ガウンの大きさの木型に合わせてシートを裁断する商店主ら

 【鹿沼】新型コロナウイルス感染拡大の影響で医療品が不足する中、医療機関を支援しようと市内の商店店主らがこのほど、医療用ガウンの生産を始めた。5月中に上都賀総合病院に2千着を納品する予定だ。

 鹿沼商工会議所が今月上旬、同病院から「医療用ガウンが底を突いてしまう」と相談を受け、応援できないかと「鹿沼まちゼミ」に参加する商店主らに呼び掛けた。旅行代理店やエステサロン、マッサージ店店主ら約10人が名乗り出た。

 ガウン作りに使用するポリエチレンのシートは、鳥居跡(とりいど)町の大関種苗園が無償で提供した。商店主らはシートを木型に合わせ裁断したり、裁断したシートをアイロンの熱で貼り合わせたりする作業を分担する。
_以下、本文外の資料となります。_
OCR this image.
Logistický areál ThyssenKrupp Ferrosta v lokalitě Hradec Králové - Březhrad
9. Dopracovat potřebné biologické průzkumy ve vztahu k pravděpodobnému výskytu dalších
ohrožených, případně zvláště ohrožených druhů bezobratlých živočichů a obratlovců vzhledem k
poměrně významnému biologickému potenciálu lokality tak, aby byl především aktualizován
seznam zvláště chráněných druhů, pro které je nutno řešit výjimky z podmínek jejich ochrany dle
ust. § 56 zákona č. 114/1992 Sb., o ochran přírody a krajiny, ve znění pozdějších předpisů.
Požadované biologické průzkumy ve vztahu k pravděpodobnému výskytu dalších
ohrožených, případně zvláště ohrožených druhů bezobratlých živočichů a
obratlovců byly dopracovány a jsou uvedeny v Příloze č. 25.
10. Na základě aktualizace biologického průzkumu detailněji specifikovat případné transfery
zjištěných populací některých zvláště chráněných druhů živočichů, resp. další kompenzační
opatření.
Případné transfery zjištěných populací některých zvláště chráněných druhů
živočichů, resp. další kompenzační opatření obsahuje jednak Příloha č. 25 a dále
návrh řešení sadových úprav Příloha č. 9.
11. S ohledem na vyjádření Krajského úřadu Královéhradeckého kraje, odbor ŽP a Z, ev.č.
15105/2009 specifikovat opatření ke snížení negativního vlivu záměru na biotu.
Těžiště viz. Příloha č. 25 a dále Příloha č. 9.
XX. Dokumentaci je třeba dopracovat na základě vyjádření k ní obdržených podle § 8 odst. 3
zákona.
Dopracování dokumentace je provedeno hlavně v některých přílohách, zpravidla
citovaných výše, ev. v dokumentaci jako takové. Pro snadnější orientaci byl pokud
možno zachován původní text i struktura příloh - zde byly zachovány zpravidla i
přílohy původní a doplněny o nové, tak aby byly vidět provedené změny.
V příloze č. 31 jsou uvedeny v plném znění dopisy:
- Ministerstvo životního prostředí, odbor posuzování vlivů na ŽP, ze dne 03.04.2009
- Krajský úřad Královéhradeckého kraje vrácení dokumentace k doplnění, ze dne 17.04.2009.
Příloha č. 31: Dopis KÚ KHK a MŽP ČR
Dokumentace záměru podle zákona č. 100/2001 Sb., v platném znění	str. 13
ボランティアで、各人が本業の合間を縫ってこなしている。

 7日に試作品を医療関係者に試着してもらい、品質を確認。本格的に生産を開始した。1着100円で納品する。

 エステサロン店主の浅野雅子(あさのまさこ)さん(42)は「医療用なので気軽に受けていいのか分からなかったが、役に立ってほしい」と話した。